Я подумал о тех нескольких месяцах, что прожил без голоса.
– У Иова? – пошутил я.
У Ленни загорелись глаза.
– Не исключено.
– Ужасная история. Жестокая.
– Нет, у Иова отличная история. Ты в курсе, что это единственное место во всей Библии, где Бог смеется? Но, кроме того, «Иов» – одно из всего двух слов в английском языке, у которого меняется произношение в зависимости от того, с какой буквы слово написано – с прописной или строчной[7], – собрался я было спросить, какое же второе слово, но Ленни уже двинулся дальше: – И у этой истории замечательная мораль. Что-то такое: «Есть в жизни всякое, что нам попросту невдомек». Ислам учит тому же самому. В Коране Бог отводит Моисея к Красному морю, где тот видит, как крошка-воробей ныряет за глотком воды. «Видишь, сколько в море воды? – спрашивает Бог. – Столько же и знания. Сколько выпивает воробей? Столько же и люди знают».

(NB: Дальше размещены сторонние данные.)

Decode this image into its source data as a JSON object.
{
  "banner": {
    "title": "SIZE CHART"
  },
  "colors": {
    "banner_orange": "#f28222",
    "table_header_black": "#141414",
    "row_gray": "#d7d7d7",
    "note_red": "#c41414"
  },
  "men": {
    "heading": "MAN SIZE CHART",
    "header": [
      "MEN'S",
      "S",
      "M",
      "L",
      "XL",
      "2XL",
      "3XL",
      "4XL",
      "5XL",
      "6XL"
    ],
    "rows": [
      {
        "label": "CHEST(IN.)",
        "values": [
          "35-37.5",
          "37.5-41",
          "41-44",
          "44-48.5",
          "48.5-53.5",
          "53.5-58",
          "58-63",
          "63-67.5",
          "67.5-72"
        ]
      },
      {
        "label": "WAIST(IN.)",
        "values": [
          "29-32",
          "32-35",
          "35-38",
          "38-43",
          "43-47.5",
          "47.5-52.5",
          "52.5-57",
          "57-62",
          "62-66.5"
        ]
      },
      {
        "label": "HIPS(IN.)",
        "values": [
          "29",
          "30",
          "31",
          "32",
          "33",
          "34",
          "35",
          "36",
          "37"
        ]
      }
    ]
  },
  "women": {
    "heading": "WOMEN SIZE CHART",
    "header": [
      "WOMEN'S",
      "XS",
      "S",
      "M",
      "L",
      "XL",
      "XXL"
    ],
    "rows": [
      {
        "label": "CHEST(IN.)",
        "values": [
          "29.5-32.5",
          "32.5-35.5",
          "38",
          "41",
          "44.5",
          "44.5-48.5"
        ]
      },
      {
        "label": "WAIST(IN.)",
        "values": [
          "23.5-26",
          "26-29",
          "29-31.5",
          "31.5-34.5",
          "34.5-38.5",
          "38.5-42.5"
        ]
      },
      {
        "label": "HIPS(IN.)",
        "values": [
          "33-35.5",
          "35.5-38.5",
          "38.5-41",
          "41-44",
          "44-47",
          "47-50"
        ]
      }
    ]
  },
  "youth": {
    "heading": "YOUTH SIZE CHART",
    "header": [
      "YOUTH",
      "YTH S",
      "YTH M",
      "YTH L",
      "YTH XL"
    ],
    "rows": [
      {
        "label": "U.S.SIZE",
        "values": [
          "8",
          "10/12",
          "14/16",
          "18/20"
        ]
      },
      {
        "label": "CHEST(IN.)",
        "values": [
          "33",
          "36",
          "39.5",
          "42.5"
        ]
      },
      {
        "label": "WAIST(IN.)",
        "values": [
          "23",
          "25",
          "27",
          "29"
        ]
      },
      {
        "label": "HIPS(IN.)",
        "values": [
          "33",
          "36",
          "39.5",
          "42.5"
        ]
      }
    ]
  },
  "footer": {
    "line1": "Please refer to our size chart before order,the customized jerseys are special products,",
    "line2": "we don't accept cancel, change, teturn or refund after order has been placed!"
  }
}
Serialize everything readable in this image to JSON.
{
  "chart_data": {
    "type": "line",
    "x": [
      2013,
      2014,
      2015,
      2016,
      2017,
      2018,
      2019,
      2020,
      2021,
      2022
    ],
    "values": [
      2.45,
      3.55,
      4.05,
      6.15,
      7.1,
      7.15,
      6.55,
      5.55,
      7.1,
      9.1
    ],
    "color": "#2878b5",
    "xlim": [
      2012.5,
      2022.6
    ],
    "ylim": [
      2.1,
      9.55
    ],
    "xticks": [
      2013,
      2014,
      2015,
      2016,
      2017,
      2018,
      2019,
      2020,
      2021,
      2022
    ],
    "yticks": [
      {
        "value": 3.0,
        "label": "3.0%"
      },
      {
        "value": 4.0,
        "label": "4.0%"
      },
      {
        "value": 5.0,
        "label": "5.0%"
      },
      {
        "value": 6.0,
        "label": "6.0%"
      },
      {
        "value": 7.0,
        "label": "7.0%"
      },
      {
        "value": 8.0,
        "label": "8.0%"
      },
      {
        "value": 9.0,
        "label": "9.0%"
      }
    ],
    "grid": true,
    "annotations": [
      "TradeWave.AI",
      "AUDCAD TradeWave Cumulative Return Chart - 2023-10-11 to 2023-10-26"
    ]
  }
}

Я уехал от Ленни и по дороге вспомнил фильм, который нам крутили на вузовском курсе по физиологии: о человеке, которому выдали особую пару очков – в них мир казался перевернутым вверх тормашками и задом наперед. Мистер Кларксон предложил нам посмотреть это кино, чтобы показать, до чего замечательно умеет приспосабливаться человеческий ум. Ученые надевают эти очки человеку на голову, а по экрану пробегает предупреждение: «НЕ ПЫТАЙТЕСЬ ПОВТОРИТЬ ЭТО ДОМА!» Испытуемый носит очки день и ночь полтора месяца подряд. Поначалу все идет кувырком, человек падает, натыкается на предметы, его тошнит. А затем где-то недель через пять его мозг переворачивает картинку, и мир снова выглядит нормально. Испытуемый спокойно управляется с ежедневными делами, водит велосипед и даже автомобиль. Преображение настолько полно, что, стоит снять очки, как мир опять делается вверх тормашками, и требуется еще пять недель, чтобы мозг человека справился.
Визиты к Ленни – все равно что нацеплять такие вот очки. Послушаешь его – и все получается строго наоборот по сравнению с тем, как оно выглядит: то, что справа, – слева, верх – внизу. Все плохое, что со мной произошло, – как выясняется, хорошо. Чтобы найти ответ, нужно бросить искать, а причина, почему я ответ не нахожу, – в том, что ответ прямо у меня перед носом.